Ad networks can also sell excess inventory through other networks and affiliates that in turn may work with other partners. Publishers — and even the ad networks themselves — don't always know who the buyers are.
In 2012, the Online Trust Alliance estimates, the industry delivered more than 10 billion ad impressions containing malvertising.
It's an imperfect system, Sullivan says, but one that publishers must rely on to sell "remnant" inventory —ad space that they can't sell themselves. "You either sell it to a network for a lower cost or you don't get anything at all. No one is immune to the problem," he explains. And in an opaque marketplace like an exchange, advertisers have no idea where their ad impressions are actually coming from. That makes it a target for advertising fraud.
The malvertising payload is delivered through advertising networks in various ways, which presents its own challenges to prevention. Cyber criminals tend to use three different approaches, says Sullivan. The most straightforward is for the malware distributor to simply buy ad inventory through an exchange and submit an ad with malware embedded within it.
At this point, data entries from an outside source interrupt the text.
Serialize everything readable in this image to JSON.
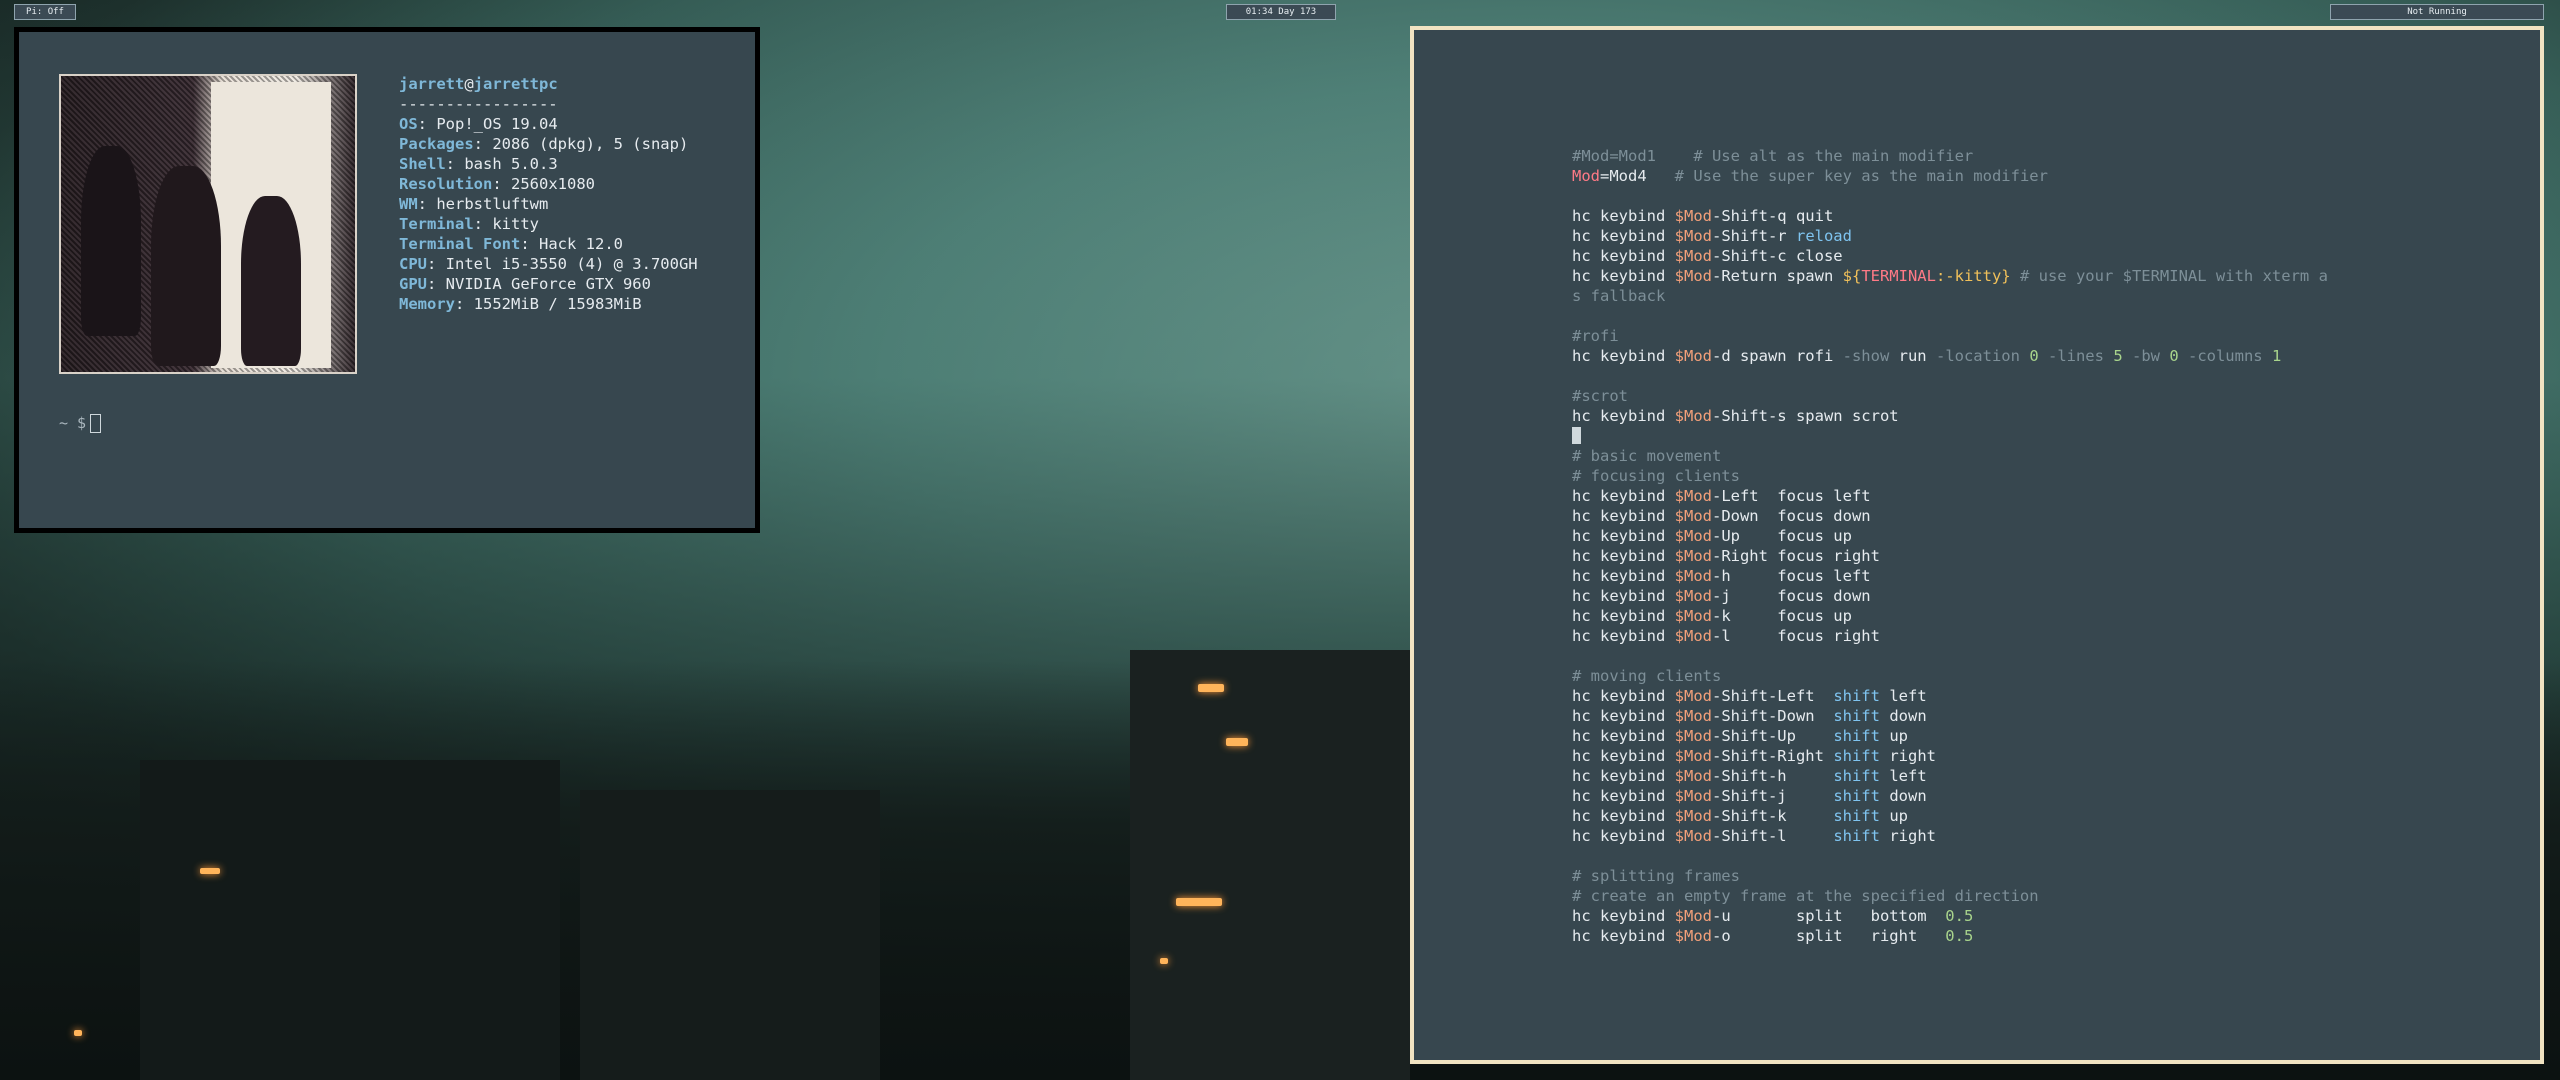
{
  "bar": {
    "left": "Pi: Off",
    "center": "01:34 Day 173",
    "right": "Not Running"
  },
  "neofetch": {
    "user": "jarrett",
    "at": "@",
    "host": "jarrettpc",
    "sep": "-----------------",
    "rows": [
      {
        "k": "OS",
        "v": "Pop!_OS 19.04"
      },
      {
        "k": "Packages",
        "v": "2086 (dpkg), 5 (snap)"
      },
      {
        "k": "Shell",
        "v": "bash 5.0.3"
      },
      {
        "k": "Resolution",
        "v": "2560x1080"
      },
      {
        "k": "WM",
        "v": "herbstluftwm"
      },
      {
        "k": "Terminal",
        "v": "kitty"
      },
      {
        "k": "Terminal Font",
        "v": "Hack 12.0"
      },
      {
        "k": "CPU",
        "v": "Intel i5-3550 (4) @ 3.700GH"
      },
      {
        "k": "GPU",
        "v": "NVIDIA GeForce GTX 960"
      },
      {
        "k": "Memory",
        "v": "1552MiB / 15983MiB"
      }
    ],
    "prompt": "~ $"
  },
  "config": {
    "mod1": "#Mod=Mod1    # Use alt as the main modifier",
    "mod4_var": "Mod",
    "mod4_rest": "=Mod4",
    "mod4_comment": "   # Use the super key as the main modifier",
    "hc": "hc keybind ",
    "modvar": "$Mod",
    "quit_key": "-Shift-q quit",
    "reload_key": "-Shift-r ",
    "reload": "reload",
    "close_key": "-Shift-c close",
    "return_key": "-Return spawn ",
    "terminal_a": "${",
    "terminal_b": "TERMINAL",
    "terminal_c": ":-kitty}",
    "terminal_comment": " # use your $TERMINAL with xterm a",
    "terminal_comment2": "s fallback",
    "rofi_comment": "#rofi",
    "rofi_key": "-d spawn rofi ",
    "rofi_show": "-show",
    "rofi_run": " run ",
    "rofi_loc": "-location",
    "rofi_0a": " 0 ",
    "rofi_lines": "-lines",
    "rofi_5": " 5 ",
    "rofi_bw": "-bw",
    "rofi_0b": " 0 ",
    "rofi_cols": "-columns",
    "rofi_1": " 1",
    "scrot_comment": "#scrot",
    "scrot_key": "-Shift-s spawn scrot",
    "basic_comment": "# basic movement",
    "focus_comment": "# focusing clients",
    "focus": [
      "-Left  focus left",
      "-Down  focus down",
      "-Up    focus up",
      "-Right focus right",
      "-h     focus left",
      "-j     focus down",
      "-k     focus up",
      "-l     focus right"
    ],
    "moving_comment": "# moving clients",
    "shift": [
      {
        "k": "-Shift-Left  ",
        "d": "left"
      },
      {
        "k": "-Shift-Down  ",
        "d": "down"
      },
      {
        "k": "-Shift-Up    ",
        "d": "up"
      },
      {
        "k": "-Shift-Right ",
        "d": "right"
      },
      {
        "k": "-Shift-h     ",
        "d": "left"
      },
      {
        "k": "-Shift-j     ",
        "d": "down"
      },
      {
        "k": "-Shift-k     ",
        "d": "up"
      },
      {
        "k": "-Shift-l     ",
        "d": "right"
      }
    ],
    "shift_word": "shift",
    "split_comment": "# splitting frames",
    "split_comment2": "# create an empty frame at the specified direction",
    "split_u": "-u       split   bottom  ",
    "split_o": "-o       split   right   ",
    "split_val": "0.5"
  }
}
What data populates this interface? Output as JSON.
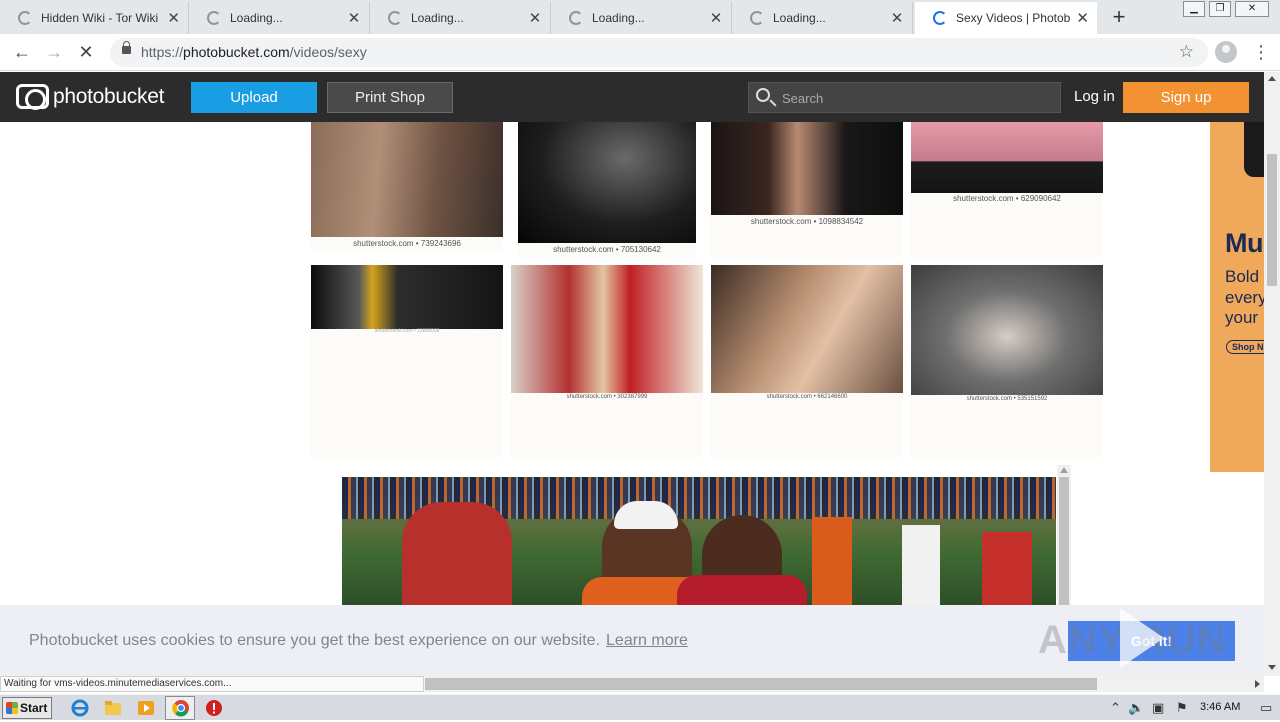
{
  "browser": {
    "tabs": [
      {
        "title": "Hidden Wiki - Tor Wiki - D",
        "active": false
      },
      {
        "title": "Loading...",
        "active": false
      },
      {
        "title": "Loading...",
        "active": false
      },
      {
        "title": "Loading...",
        "active": false
      },
      {
        "title": "Loading...",
        "active": false
      },
      {
        "title": "Sexy Videos | Photobuck",
        "active": true
      }
    ],
    "url_prefix": "https://",
    "url_host": "photobucket.com",
    "url_path": "/videos/sexy"
  },
  "header": {
    "logo_text": "photobucket",
    "upload_label": "Upload",
    "print_shop_label": "Print Shop",
    "search_placeholder": "Search",
    "login_label": "Log in",
    "signup_label": "Sign up"
  },
  "gallery": [
    {
      "caption": "shutterstock.com • 739243696",
      "style": "t-torso"
    },
    {
      "caption": "shutterstock.com • 705130642",
      "style": "t-bw"
    },
    {
      "caption": "shutterstock.com • 1098834542",
      "style": "t-couple1"
    },
    {
      "caption": "shutterstock.com • 629090642",
      "style": "t-pink"
    },
    {
      "caption": "shutterstock.com • 13858008",
      "style": "t-gold"
    },
    {
      "caption": "shutterstock.com • 302387999",
      "style": "t-party"
    },
    {
      "caption": "shutterstock.com • 662146600",
      "style": "t-kiss"
    },
    {
      "caption": "shutterstock.com • 535151592",
      "style": "t-grey"
    }
  ],
  "ad": {
    "headline": "Mu",
    "lines": [
      "Bold",
      "every",
      "your"
    ],
    "button": "Shop N"
  },
  "cookie": {
    "message": "Photobucket uses cookies to ensure you get the best experience on our website.",
    "learn_more": "Learn more",
    "accept": "Got it!"
  },
  "watermark": "ANY RUN",
  "status": "Waiting for vms-videos.minutemediaservices.com...",
  "taskbar": {
    "start_label": "Start",
    "clock": "3:46 AM"
  },
  "colors": {
    "header_bg": "#2c2c2c",
    "upload_blue": "#1a9ee3",
    "signup_orange": "#f39233",
    "cookie_button": "#4b81e8"
  }
}
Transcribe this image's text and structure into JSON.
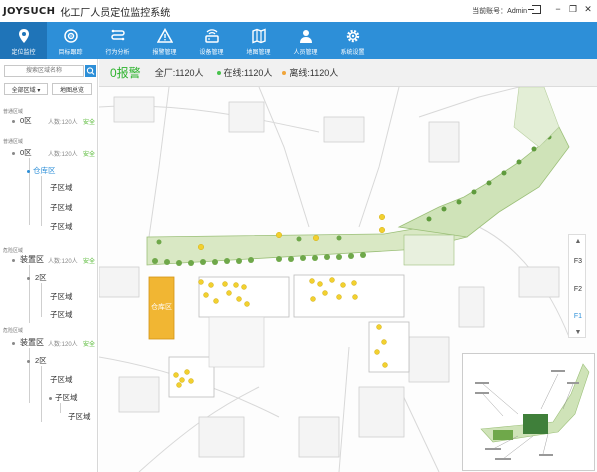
{
  "header": {
    "logo": "JOYSUCH",
    "title": "化工厂人员定位监控系统",
    "account": "当前账号：Admin",
    "min_label": "−",
    "max_label": "❐",
    "close_label": "✕"
  },
  "nav": [
    {
      "label": "定位监控",
      "icon": "location-pin-icon"
    },
    {
      "label": "目标跟踪",
      "icon": "target-track-icon"
    },
    {
      "label": "行为分析",
      "icon": "behavior-analysis-icon"
    },
    {
      "label": "报警管理",
      "icon": "alarm-warning-icon"
    },
    {
      "label": "设备管理",
      "icon": "device-icon"
    },
    {
      "label": "地图管理",
      "icon": "map-icon"
    },
    {
      "label": "人员管理",
      "icon": "person-icon"
    },
    {
      "label": "系统设置",
      "icon": "settings-icon"
    }
  ],
  "sidebar": {
    "search_placeholder": "搜索区域名称",
    "btn_all_area": "全部区域 ▾",
    "btn_map_overview": "地图总览",
    "sections": [
      {
        "label": "普通区域",
        "node": "0区",
        "meta": "人数:120人",
        "safe": "安全"
      },
      {
        "label": "普通区域",
        "node": "0区",
        "meta": "人数:120人",
        "safe": "安全",
        "children": [
          "仓库区",
          "子区域",
          "子区域",
          "子区域"
        ]
      },
      {
        "label": "危险区域",
        "node": "装置区",
        "meta": "人数:120人",
        "safe": "安全",
        "children": [
          "2区",
          "子区域",
          "子区域"
        ]
      },
      {
        "label": "危险区域",
        "node": "装置区",
        "meta": "人数:120人",
        "safe": "安全",
        "children": [
          "2区",
          "子区域",
          "子区域",
          "子区域"
        ]
      }
    ],
    "section4_child4": "子区域"
  },
  "status": {
    "alarm": "0报警",
    "total": "全厂:1120人",
    "online": "在线:1120人",
    "offline": "离线:1120人"
  },
  "map": {
    "warehouse_label": "仓库区",
    "floors": [
      "F3",
      "F2",
      "F1"
    ],
    "active_floor": "F1"
  },
  "colors": {
    "nav_bg": "#2d8fd8",
    "nav_active": "#1f74b8",
    "safe": "#52b830",
    "warehouse": "#f1b633",
    "person_marker": "#f2d02f"
  }
}
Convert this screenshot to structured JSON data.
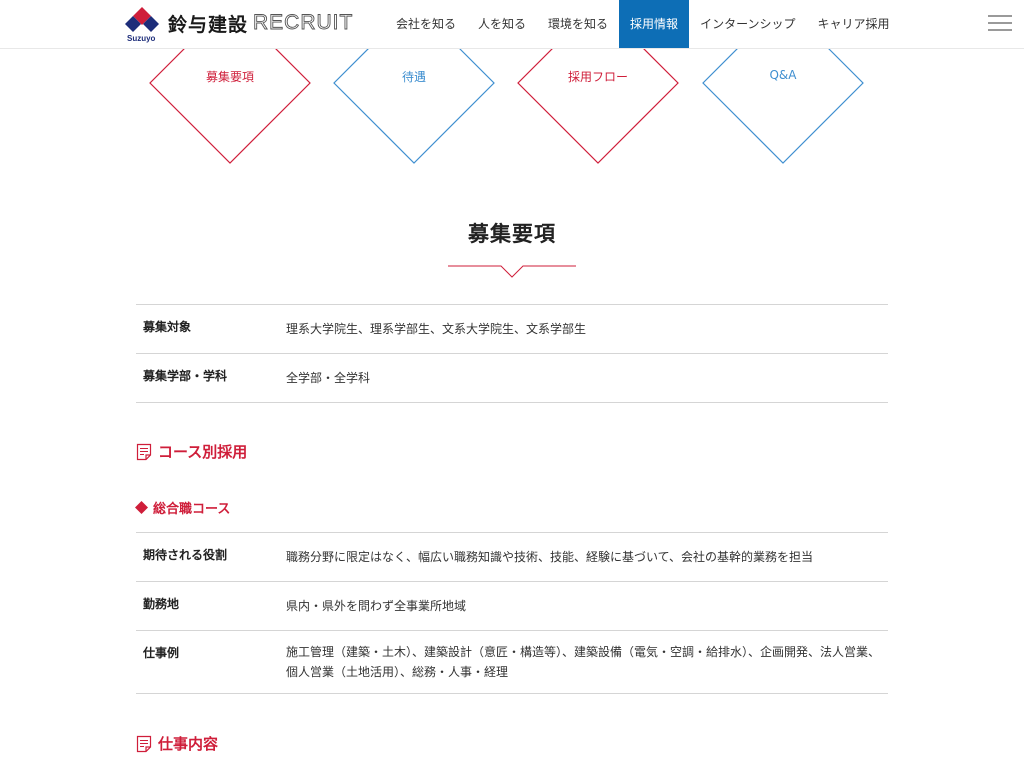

That's hard to do today because many publishers and advertisers use tools that scan for malicious code and attempt to inspect references to other sites. "But it might not get caught if they've hidden it well," he says.
Publishers and ad networks can deploy tools from security vendors such as The Media Trust and DoubleVerify that inspect ads for malvertising and scan associated ad tags -- embedded code that tells the browser where to retrieve an ad -- to verify the location. But not every ad network uses the tools, and a malvertising ad may link to an affiliate or partner that in turn links to another site, cascading as much as four levels deep.
"If all the ad is doing is sending traffic somewhere, you may miss the fact that that the attack is happening on the third or fourth hop," says Blue Coat's Larsen. "It's rare to trace it back to a web ad company. It's almost always some other site."